Israel is being ranked among the top country in the world for women entrepreneurs by credit giant Mastercard’s new annual Index of Women Entrepreneurs.
The MIWE report notes that Israel is “a prime example in terms of gender support with rapid and significant results.”
Israel was in fourth place in 2019, and its recent success can be attributed to “targeted institutional support to SMEs (small and medium enterprises)” and a concerted effort to double the number of female entrepreneurs.
Israeli women are more motivated (by 2.3 percent on average) than men to seek business opportunities and gain economic independence.
When women play a smaller role in growing the economy, we all lose out. Women make up 50% of the population and the female employment rate is over 55%. Yet until a few years ago, female-led companies comprised 7% of Enterprise Ireland’s High-Potential Start-Ups group, just like the international average.

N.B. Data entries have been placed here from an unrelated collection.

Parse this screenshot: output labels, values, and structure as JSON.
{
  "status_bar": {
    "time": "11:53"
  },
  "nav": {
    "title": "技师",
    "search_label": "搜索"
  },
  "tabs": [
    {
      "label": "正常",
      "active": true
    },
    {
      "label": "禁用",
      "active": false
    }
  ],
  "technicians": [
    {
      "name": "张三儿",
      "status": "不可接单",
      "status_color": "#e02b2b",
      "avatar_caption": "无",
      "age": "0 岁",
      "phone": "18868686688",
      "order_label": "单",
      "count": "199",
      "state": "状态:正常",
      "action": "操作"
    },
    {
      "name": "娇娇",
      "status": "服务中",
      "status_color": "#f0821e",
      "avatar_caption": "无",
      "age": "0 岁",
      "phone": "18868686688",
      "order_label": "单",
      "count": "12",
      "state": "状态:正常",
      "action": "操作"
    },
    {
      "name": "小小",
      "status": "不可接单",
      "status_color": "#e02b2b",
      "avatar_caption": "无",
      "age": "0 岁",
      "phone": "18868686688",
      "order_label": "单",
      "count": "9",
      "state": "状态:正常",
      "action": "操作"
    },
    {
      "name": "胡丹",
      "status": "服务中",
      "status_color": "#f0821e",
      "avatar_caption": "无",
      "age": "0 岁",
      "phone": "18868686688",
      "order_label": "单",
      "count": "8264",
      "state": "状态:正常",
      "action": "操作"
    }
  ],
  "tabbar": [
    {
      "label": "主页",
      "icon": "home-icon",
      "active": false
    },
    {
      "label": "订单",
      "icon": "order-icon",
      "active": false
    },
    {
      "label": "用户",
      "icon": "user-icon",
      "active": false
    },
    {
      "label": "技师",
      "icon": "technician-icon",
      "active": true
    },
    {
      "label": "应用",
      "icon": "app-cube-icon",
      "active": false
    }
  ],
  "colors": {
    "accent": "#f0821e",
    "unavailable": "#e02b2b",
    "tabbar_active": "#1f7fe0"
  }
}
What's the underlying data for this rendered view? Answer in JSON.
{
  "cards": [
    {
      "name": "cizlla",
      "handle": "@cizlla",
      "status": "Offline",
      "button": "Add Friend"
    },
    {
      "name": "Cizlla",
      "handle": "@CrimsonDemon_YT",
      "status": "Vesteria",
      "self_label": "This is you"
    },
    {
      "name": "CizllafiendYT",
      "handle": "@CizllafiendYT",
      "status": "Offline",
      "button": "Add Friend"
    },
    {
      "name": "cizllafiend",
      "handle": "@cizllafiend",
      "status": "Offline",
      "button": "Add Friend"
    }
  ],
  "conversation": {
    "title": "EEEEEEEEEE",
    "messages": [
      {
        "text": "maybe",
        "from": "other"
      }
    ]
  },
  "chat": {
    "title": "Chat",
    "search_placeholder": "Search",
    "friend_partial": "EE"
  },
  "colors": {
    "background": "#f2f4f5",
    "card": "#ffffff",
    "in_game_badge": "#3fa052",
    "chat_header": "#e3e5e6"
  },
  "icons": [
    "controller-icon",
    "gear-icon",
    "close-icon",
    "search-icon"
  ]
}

While there is still a lot to do, supporting female entrepreneurship is paying off with continued growth of women-led start-ups. Enterprise Ireland will continue to support ambitious businesswomen because diversity drives performance, and that benefits everyone.
Gender inequality is a major issue in the Middle East and Asia, and it is being addressed by the growth of entrepreneurship. Out of the 1.46 million business owners in Taiwan, more than 36% are women, and more than 51% of those companies have been in operation for more than ten years. Taiwan is renowned for having a large number of small and medium-sized businesses, many of which employ women and contribute to the growth of the labour market and economy.